While a capsule carrying samples descended to the surface using a parachute, the spacecraft disintegrated in the atmosphere after a journey of seven years.

Staff | June 15, 2010

On June 14, the capsule launched by the Japanese spacecraft Hayabusa landed in Woomera, Australia, after having visited the Itokawa asteroid on a journey that began in 2003.

The main objective of the Hayabusa (which means “peregrine falcon” in Japanese) was to collect samples of material below the asteroid's surface and bring them back to Earth. The analysis of the contents of the capsule will confirm if the probe was successful in collecting the samples or not, since the mission had troubles from the start.
Bad luck caused a loss of control of the spacecraft during the critical phase of the approach, in which the probe was supposed to hover a few meters from the surface of the asteroid, collect samples and depositing them in the return capsule.

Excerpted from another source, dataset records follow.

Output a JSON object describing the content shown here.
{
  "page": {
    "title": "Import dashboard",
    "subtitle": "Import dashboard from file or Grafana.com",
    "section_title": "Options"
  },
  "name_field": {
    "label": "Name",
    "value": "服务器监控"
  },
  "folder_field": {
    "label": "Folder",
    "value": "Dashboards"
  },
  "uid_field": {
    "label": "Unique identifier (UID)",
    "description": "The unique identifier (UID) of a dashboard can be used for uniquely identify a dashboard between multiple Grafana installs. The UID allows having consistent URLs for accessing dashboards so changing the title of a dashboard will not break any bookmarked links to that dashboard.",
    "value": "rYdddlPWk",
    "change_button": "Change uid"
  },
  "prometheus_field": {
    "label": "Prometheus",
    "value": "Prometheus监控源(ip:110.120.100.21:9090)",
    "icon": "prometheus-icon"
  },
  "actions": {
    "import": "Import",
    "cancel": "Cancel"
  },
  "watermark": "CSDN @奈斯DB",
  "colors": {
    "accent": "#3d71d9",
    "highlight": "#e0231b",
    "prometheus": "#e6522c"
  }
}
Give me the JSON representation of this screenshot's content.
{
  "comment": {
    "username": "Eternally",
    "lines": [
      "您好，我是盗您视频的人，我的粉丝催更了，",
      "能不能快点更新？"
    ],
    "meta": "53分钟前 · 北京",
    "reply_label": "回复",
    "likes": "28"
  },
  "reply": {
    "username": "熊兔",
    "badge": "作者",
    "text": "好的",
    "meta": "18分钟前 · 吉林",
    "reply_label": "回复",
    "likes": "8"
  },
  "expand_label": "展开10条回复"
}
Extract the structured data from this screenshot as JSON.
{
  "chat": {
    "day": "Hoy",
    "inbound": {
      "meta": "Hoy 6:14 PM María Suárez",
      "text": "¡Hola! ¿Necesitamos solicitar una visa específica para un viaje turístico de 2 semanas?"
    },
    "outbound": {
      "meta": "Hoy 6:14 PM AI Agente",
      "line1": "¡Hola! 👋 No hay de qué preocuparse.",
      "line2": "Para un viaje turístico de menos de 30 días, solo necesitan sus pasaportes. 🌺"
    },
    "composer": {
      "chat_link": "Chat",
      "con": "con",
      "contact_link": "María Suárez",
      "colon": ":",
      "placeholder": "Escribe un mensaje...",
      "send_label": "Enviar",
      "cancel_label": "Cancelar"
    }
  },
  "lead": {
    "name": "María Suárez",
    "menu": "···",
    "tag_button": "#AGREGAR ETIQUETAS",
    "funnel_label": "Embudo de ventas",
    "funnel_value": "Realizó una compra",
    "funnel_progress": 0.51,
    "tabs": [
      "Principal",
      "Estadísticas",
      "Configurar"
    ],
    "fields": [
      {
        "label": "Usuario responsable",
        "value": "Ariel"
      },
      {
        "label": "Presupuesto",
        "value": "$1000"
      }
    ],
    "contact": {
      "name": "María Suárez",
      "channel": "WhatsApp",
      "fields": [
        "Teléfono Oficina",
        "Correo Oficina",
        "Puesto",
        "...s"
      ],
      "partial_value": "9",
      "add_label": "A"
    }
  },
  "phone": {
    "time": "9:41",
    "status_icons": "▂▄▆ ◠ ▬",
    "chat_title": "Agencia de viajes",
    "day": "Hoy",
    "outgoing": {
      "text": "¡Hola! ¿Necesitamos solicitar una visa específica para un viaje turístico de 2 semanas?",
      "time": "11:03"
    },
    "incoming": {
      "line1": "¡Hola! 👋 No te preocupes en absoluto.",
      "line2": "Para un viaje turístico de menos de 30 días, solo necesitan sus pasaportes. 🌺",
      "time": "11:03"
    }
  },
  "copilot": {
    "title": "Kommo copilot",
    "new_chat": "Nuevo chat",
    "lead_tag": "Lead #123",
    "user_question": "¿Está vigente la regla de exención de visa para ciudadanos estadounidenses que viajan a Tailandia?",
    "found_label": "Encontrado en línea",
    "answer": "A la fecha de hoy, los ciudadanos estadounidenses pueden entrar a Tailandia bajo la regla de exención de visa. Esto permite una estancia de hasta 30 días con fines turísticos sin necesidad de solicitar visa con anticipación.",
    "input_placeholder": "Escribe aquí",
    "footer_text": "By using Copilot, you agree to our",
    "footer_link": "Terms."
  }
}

If the probe was successful in extracting samples and bringing them back to Earth, this type of material will now be examined in a laboratory for the first time ever. For reasons of orbital mechanics, the celestial body chosen was Itokawa, a small asteroid of only half a kilometer long.

Other problems that affected the journey of Hayabusa were failures in its engines and the gyroscopes that guided it, as well as the loss of minirobot MINERVA, which was supposed to explore the surface of the asteroid.